If an individual or couple does transfer assets for less than fair market value, the period of ineligibility is equal to the time during which the uncompensated value of the transferred asset could have been used to pay for care at the average private pay rate in the State of Oregon ($7663/month in 2012). For example, if the couple transferred assets worth $76,630, the period of ineligibility for Medicaid would be 10 months, because $76,630 could have paid for 10 months of long-term care.
The period of ineligibility for a transferred asset begins on either the date the asset was transferred or the date the person applied for Medicaid, whichever date occurs later. The State is allowed to ask an applicant about any transfer of assets during the 60-month period prior to applying for Medicaid, called the “look-back period.”
What Happens After You Have Qualified for Medicaid?
Patient Liability
After becoming eligible for Medicaid, the applicant’s income will be used to pay for his or her care, and Medicaid will cover the difference in cost. The amount that the State determines the Medicaid recipient must pay is called the “patient liability.” Note that the community spouse’s monthly income, regardless of the amount, will not increase the patient’s liability.
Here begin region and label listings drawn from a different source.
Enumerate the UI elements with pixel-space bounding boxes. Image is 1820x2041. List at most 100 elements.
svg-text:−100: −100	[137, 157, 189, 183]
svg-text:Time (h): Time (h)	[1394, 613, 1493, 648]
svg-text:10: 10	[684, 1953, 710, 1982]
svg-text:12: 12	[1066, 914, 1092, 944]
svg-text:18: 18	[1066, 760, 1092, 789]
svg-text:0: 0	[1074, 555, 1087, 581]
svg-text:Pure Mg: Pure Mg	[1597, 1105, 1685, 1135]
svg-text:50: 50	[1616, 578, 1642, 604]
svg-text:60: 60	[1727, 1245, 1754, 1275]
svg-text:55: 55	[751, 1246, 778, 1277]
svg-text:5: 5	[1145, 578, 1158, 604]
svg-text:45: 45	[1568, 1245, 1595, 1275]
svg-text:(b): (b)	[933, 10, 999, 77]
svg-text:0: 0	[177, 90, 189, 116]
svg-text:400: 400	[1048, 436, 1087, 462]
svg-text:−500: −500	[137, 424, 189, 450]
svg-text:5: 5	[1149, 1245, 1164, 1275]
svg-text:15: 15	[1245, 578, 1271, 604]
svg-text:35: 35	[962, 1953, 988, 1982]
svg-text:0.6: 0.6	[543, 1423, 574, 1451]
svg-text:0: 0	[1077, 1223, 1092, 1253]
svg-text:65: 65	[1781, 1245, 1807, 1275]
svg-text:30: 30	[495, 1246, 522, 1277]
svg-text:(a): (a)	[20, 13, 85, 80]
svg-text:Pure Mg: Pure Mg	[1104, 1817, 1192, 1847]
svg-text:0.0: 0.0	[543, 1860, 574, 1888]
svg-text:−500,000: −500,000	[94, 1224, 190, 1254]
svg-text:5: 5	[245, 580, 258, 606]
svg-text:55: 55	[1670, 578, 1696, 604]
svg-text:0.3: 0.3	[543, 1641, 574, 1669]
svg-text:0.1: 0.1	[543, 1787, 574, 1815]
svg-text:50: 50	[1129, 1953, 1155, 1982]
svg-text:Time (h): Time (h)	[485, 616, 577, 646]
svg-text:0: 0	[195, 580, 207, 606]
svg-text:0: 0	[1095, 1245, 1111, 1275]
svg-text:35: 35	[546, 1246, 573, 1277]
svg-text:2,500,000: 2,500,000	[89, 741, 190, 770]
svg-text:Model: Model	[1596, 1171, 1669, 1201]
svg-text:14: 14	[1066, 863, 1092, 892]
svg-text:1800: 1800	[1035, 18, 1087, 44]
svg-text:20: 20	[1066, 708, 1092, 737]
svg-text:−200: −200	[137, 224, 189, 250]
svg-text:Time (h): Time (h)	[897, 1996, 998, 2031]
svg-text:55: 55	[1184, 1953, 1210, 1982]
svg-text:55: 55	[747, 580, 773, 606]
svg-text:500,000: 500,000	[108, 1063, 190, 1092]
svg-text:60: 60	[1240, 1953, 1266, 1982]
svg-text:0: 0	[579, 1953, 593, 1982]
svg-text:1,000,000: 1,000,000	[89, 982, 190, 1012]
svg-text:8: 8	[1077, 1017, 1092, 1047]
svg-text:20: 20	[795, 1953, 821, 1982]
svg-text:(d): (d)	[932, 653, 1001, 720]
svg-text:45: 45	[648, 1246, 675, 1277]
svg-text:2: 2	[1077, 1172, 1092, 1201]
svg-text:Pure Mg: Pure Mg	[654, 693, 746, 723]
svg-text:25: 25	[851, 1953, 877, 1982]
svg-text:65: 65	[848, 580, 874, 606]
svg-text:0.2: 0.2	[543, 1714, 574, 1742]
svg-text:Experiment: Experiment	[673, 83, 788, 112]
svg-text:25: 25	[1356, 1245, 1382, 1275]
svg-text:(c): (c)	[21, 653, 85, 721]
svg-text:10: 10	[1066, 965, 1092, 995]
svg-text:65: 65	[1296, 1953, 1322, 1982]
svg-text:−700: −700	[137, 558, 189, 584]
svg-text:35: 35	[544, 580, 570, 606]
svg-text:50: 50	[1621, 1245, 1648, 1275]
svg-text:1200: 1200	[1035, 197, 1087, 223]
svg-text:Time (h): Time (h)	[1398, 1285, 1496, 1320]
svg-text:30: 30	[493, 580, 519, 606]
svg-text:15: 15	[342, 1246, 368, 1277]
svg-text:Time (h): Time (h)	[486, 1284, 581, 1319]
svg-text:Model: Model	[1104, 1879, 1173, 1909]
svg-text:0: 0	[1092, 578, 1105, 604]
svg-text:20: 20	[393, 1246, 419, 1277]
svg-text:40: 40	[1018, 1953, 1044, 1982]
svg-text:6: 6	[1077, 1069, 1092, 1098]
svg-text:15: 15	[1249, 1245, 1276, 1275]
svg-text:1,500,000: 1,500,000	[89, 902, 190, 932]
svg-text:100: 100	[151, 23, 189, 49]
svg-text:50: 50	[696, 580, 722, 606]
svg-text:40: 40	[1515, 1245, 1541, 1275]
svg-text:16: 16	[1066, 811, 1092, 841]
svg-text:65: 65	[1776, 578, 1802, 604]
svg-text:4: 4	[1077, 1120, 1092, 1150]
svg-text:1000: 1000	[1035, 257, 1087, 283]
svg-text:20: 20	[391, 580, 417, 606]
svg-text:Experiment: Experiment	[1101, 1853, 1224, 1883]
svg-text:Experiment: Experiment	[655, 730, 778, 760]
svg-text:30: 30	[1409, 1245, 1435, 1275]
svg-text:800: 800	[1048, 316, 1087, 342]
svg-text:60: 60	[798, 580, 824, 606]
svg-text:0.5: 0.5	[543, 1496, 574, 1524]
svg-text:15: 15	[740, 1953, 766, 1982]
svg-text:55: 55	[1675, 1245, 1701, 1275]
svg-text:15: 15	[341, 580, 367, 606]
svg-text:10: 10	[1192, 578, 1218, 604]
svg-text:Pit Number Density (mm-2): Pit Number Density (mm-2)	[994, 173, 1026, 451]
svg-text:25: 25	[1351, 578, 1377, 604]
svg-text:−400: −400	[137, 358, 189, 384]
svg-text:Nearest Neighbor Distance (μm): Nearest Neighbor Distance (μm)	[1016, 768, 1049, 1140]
The Medicaid recipient may keep a portion of his or her income to cover certain costs, including:
- Personal needs allowance of $30/month.
- Room and board costs if living in an adult foster care home or at home.
- Medical costs not covered by Medicaid (health insurance premiums, hearing aids, glasses, etc.)
- Money given to the community spouse to cover his or her monthly expenses, if needed.
- Home maintenance costs, if the individual is planning to return home within 6 months.
Estate Recovery
Federal law requires that each State establish an estate recovery program, to recoup some of the costs of the Medicaid program. The State of Oregon has priority status to recover payments from the estate after an individual who was receiving Medicaid assistance for long-term care dies. The State may make a “claim” against an estate and can recover funds through real and personal property, even assets that do not pass through probate. The State cannot recover from an estate if the individual has a spouse that is still living, but will seek to recover any property that is passed to the surviving spouse after he or she dies.